O que querem as empresas de energia elétrica?
Publicado 19/07/2016

Por Gilberto Cervinski
Recentemente, empresários de energia elétrica organizados em 18 associações nacionais estiveram reunidos em um encontro nacional durante dois dias na cidade do Rio de Janeiro.
O Movimento dos Atingidos por Barragens (MAB) fez um estudo do documento elaborado pelas empresas, uma agenda propositiva para o setor elétrico brasileiro 2016. A agenda dos empresários foi entregue ao governo golpista de Michel Temer. Numa análise criteriosa, é possível identificar o desejo das empresas privadas do setor. Resumimos em cinco pontos.
A conclusão que chegamos é que as propostas tem um único objetivo: elevar cada vez mais a taxa de lucro. Confira nossa avaliação:
O objetivo é manter o atual modelo elétrico privatizado, controlado pelas transnacionais
O modelo privado transformou a eletricidade em seu principal negócio, com tarifas altas para o povo e preço de custo para os grandes consumidores (livres), gerando lucros extraordinários ao capital. O documento aponta que querem aprofundar ainda mais este modelo, garantindo mais segurança e estabilidade jurídica.
As distribuidoras têm 14% de energia sobrando (sobrecontratação). Mesmo não vendendo, querem que a população pague através de novos aumentos nas contas de luz, para preservar a segurança dos contratos já estabelecidos.

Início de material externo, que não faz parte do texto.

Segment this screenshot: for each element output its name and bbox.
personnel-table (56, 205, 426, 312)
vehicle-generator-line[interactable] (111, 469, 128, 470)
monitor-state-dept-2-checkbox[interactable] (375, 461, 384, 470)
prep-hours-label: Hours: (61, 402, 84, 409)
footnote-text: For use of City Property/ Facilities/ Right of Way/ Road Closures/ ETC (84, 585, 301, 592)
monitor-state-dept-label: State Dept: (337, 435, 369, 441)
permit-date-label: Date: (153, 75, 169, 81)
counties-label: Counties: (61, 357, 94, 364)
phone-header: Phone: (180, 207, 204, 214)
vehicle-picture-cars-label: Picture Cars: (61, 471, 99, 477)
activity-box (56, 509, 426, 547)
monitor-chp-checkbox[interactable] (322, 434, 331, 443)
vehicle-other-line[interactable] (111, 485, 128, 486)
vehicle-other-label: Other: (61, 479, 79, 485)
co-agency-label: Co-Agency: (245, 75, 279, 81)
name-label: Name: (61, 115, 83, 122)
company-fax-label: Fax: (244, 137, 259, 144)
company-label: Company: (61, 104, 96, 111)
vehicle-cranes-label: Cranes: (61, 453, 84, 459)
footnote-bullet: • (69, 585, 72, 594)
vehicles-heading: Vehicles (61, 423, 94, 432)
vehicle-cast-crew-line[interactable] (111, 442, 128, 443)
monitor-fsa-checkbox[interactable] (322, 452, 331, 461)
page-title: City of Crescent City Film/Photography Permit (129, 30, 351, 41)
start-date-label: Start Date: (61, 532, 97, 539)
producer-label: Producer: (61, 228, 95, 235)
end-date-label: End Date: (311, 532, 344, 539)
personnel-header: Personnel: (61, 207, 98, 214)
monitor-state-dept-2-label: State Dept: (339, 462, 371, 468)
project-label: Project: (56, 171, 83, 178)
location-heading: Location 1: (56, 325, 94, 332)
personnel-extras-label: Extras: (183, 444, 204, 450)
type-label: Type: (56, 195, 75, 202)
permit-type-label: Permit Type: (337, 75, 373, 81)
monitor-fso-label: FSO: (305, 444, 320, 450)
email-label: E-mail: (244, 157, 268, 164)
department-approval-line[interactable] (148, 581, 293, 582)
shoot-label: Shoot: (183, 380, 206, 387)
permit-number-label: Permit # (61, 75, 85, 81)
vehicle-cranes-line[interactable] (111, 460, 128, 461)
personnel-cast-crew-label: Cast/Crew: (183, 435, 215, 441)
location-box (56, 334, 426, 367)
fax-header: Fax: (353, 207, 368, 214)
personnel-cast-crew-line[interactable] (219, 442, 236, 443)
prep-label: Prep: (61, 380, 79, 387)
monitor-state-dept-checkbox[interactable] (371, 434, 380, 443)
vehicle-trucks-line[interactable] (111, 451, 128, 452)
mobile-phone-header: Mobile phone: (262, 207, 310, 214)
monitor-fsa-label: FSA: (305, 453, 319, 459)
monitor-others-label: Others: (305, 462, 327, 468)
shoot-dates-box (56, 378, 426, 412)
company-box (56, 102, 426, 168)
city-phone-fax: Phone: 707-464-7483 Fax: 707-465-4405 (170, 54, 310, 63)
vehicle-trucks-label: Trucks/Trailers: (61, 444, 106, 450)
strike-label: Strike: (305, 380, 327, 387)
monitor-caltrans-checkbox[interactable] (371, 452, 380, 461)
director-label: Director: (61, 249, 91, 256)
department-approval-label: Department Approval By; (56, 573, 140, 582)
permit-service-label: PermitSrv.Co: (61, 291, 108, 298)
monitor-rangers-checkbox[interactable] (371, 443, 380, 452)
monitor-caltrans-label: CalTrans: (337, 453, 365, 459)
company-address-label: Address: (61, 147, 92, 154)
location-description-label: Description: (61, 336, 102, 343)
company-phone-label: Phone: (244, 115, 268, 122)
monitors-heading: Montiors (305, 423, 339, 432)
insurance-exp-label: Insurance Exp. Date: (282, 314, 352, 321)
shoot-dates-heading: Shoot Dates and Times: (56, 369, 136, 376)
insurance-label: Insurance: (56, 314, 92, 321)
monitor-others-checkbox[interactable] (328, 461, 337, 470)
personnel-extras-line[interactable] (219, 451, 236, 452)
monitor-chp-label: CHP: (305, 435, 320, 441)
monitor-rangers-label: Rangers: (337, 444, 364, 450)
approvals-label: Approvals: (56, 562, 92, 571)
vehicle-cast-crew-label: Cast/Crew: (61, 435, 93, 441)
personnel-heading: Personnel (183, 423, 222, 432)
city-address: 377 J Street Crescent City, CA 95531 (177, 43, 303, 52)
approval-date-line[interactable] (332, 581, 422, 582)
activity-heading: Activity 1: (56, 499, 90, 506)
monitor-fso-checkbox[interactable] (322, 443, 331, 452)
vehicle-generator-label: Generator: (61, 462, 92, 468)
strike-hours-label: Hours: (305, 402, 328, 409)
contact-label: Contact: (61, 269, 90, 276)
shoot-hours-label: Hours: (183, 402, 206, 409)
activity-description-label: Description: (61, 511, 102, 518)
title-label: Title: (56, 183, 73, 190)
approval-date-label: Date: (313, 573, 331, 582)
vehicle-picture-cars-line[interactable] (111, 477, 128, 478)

Querem aumentar os preços/tarifas e retirar as políticas públicas de subsídios na energia elétrica
O principal objetivo é aumentar o “preço teto” para leilão de usinas, alegando que precisa incluir “outros custos” (riscos futuros) e “regular por incentivo” e não pelo menor preço do leilão. Isso significa aumento final na conta de luz. Também querem retirar todas as políticas públicas e subsídios que estão nas tarifas, como Luz Para Todos, desconto para baixa renda e subsídios aos agricultores.
Querem facilitar o licenciamento ambiental e retomar a construção de grandes lagos
A proposta é adotar “regime especial de licenciamento ambiental” para obras de interesse público, Licença Prévia Única e não permitir paralisações das obras, além de tentar impedir custos socioambientais. Sugerem criar o “balcão único virtual” de licenciamento. Querem retomar a construção de usinas com grandes lagos de acumulação, maiores do que as que já vêm sendo construídas. O plano vai de encontro com a PEC 65/2012 em tramitação no Senado, que vai destruir o licenciamento ambiental.
Querem mais privatização e menor participação de empresas estatais
Alegam que o intervencionismo de estado afugenta investidores. A proposta de fundo é privatizar tudo e reduzir a participação do Estado. Querem que sejam priorizados os “players”, ou seja, as grandes empresas transnacionais de energia.
Querem priorizar o “pleno desenvolvimento do mercado livre”
A proposta é prioridade e liberdade total para desenvolver o mercado livre de energia. Significa que os grandes consumidores de energia recebam energia a preço de custo e ao mesmo tempo fazer com que a população pague cada vez mais caro. O mercado livre de energia é exatamente o grande problema do modelo elétrico brasileiro, porque privilegia os mais ricos e penaliza o povo que trabalha.
Por fim, é importante salientar que o país possui uma matriz elétrica a base de água, com um dos custos de produção mais baixos do mundo, no entanto a população paga uma das tarifas mais altas do mundo. Porque tamanha contradição? Porque o modelo elétrico é privatizado, controlado pelo capital financeiro que tem como único interesse as taxas de lucro extraordinárias e a especulação financeira.
O povo brasileiro não pode e não deve aceitar esta agenda dos empresários do setor elétrico. O plano é uma agenda para beneficiar os especuladores do setor elétrico, enquanto que o povo brasileiro será novamente castigado com mais aumentos nas contas de luz e retrocessos ambientais e nos direitos. Sem temer, os trabalhadores e o povo brasileiro terão que realizar mudanças profundas no modelo elétrico brasileiro e de imediato derrotar esta agenda parasitária.